Cognio
- Company type: Division
- Founded: 2000
- Fate: Acquired by Cisco Systems
- Headquarters: Germantown, Maryland
- Parent: Cisco Systems
- Website: www.cognio.com

= Cognio =

American company

Cognio, Inc. was an American company that developed and marketed radio frequency (RF) spectrum analysis products that find and solve channel interference problems on wireless networks and in wireless applications. Cognio’s Spectrum Expert product was designed for common frequency bands such as RFID and Wi-Fi. It was sold primarily to network engineers responsible for security for wireless networks or applications that run on wireless networks. Cognio was acquired by Cisco Systems in 2007.

==History==
Cognio was founded in 2000 and was originally called Aryya Communications. It first announced a "cognitive link processing" technology, and was located in Waltham, Massachusetts near Boston. In February, 2001, Gary Ambrosino became Interim CEO to work with the founding team in commercializing the product and raising additional capital. In March 2003 it announced $12.5 million of venture capital funding from North Bridge Venture Partners and ABS Ventures as round B. In January 2005, Thomas McPherson became chief executive officer. Cognio was headquartered in Germantown, Maryland (near Washington, DC), United States, and had an additional investments that included Avansis Ventures as a fourth round in April 2007, for a total of $30 million.

==Products==
In June 2003, Cognio announced "intelligent spectrum management" technology, sometimes called cognitive radio. Cognio shipped its Wi-Fi management software in the spring of 2005. Cognio was granted 12 patents, and submitted 172 patent applications for its RF analysis technology.
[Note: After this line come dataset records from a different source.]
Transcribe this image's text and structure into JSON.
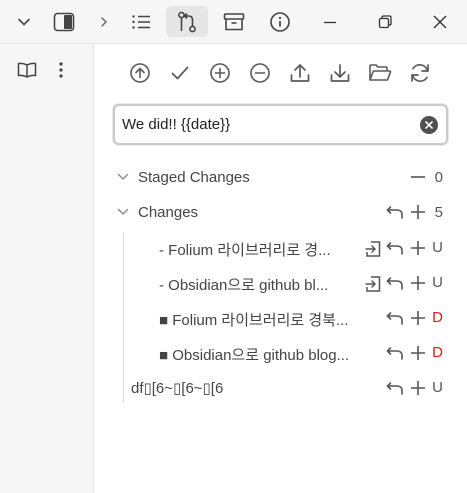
{
  "titlebar": {
    "icons": [
      "chevron-down-icon",
      "sidebar-toggle-icon",
      "chevron-right-icon",
      "list-icon",
      "git-pull-request-icon",
      "archive-icon",
      "info-icon",
      "minimize-icon",
      "restore-icon",
      "close-icon"
    ]
  },
  "rail": {
    "icons": [
      "book-open-icon",
      "more-vertical-icon"
    ]
  },
  "toolbar": {
    "icons": [
      "push-icon",
      "commit-icon",
      "stage-all-icon",
      "unstage-all-icon",
      "upload-icon",
      "download-icon",
      "folder-open-icon",
      "refresh-icon"
    ]
  },
  "commit": {
    "message": "We did!! {{date}}"
  },
  "staged": {
    "label": "Staged Changes",
    "count": "0"
  },
  "changes": {
    "label": "Changes",
    "count": "5",
    "files": [
      {
        "name": "- Folium 라이브러리로 경...",
        "status": "U",
        "has_open": true
      },
      {
        "name": "- Obsidian으로 github bl...",
        "status": "U",
        "has_open": true
      },
      {
        "name": "■ Folium 라이브러리로 경북...",
        "status": "D",
        "has_open": false
      },
      {
        "name": "■ Obsidian으로 github blog...",
        "status": "D",
        "has_open": false
      },
      {
        "name": "df▯[6~▯[6~▯[6",
        "status": "U",
        "has_open": false
      }
    ]
  },
  "colors": {
    "deleted": "#e0191b",
    "untracked": "#555555",
    "active_bg": "#e6e6e6"
  }
}
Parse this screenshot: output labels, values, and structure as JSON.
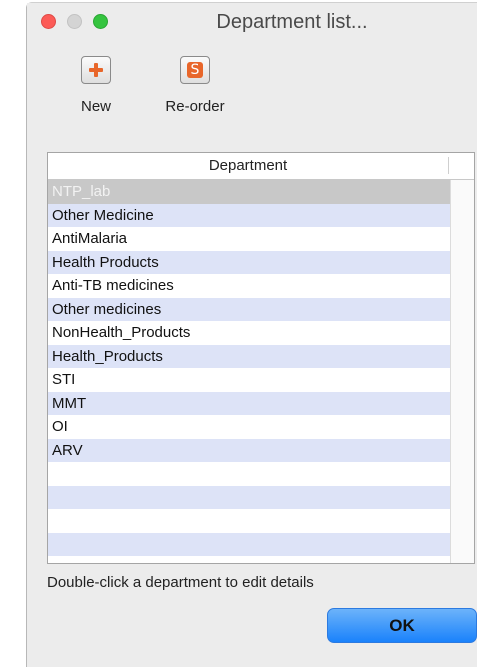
{
  "window": {
    "title": "Department list..."
  },
  "toolbar": {
    "new_label": "New",
    "reorder_label": "Re-order"
  },
  "table": {
    "column_header": "Department",
    "rows": [
      "NTP_lab",
      "Other Medicine",
      "AntiMalaria",
      "Health Products",
      "Anti-TB medicines",
      "Other medicines",
      "NonHealth_Products",
      "Health_Products",
      "STI",
      "MMT",
      "OI",
      "ARV"
    ],
    "selected_index": 0
  },
  "hint": "Double-click a department to edit details",
  "ok_label": "OK",
  "colors": {
    "accent": "#1a82fb",
    "row_alt": "#dde3f7",
    "icon": "#e8662a"
  },
  "icons": [
    "add-icon",
    "reorder-icon"
  ]
}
IEEE 802.11 wireless network protocols (the standards which are marketed under the "Wi-Fi" brand) operate in an unlicensed spectrum. That is, their frequency bands are not licensed by the U.S. Federal Communications Commission (FCC) or other organizations exclusively for 802.11 traffic. Instead, the spectrum is shared with many other types of devices, such as cordless phones and Bluetooth devices. Because of its shared spectrum, an 802.11 device will shut itself out of communications if the airwaves are crowded with other radio signals.

Other spectrum management tools do not measure or analyze RF interference problems. They monitor only Layers 2 and up in the OSI model, and report that performance is slow, but are typically unable to report that slow performance is caused by interference. Network engineers could make use of scientific spectrum analyzers. But these tools, which were designed for use in laboratory settings, are often too large and heavy for use by network administrators moving throughout a building during the course of a day.
Many spectrum analyzers cost tens of thousands of dollars.

Cognio sold Spectrum Expert for WiFi and Spectrum Expert for RFID. (In its product naming, Cognio omits the hyphen that officially appears in the trademark Wi-Fi.) The product consisted of a PC CardBus card that included a built-in antenna and hardware designed to rapidly analyze RF activity. Spectrum Expert for WiFi scans the radio spectrum used for IEEE 802.11b and IEEE 802.11g networks (2.4 to 2.5 GHz). It can also scan the spectrum used for IEEE 802.11a networks (4.9 GHz to 5.9 GHz). Cognio Spectrum Expert for RFID is similar, except that it scans the radio spectrum used for RFID tags (851-870 MHz and 902-960 MHz).

Spectrum Expert’s bar graphs show how much Wi-Fi channel interference a specific device is causing on a specific channel. Once they identify an interfering device, network engineers can use Spectrum Expert’s Device Locator feature, which works like a sort of RF Geiger counter, to track the signal strength and location of the device, so it can be removed, repositioned, or shielded.

Cognio sold directly, but primarily through resellers, and through partnerships. These included WildPackets, AirMagnet, and Fluke Networks.

==Cisco==
On October 3, 2006, Cognio and Cisco Systems announced a partnership. On February 26, 2007, Cisco added a web page devoted to RF interference which featured Cognio Spectrum Expert.

In September 2007 Cisco agreed to acquire Cognio. It then rebranded the product as "Cisco Spectrum Expert". Cisco announced an integrated circuit called CleanAir in 2010 using some Cognio technology.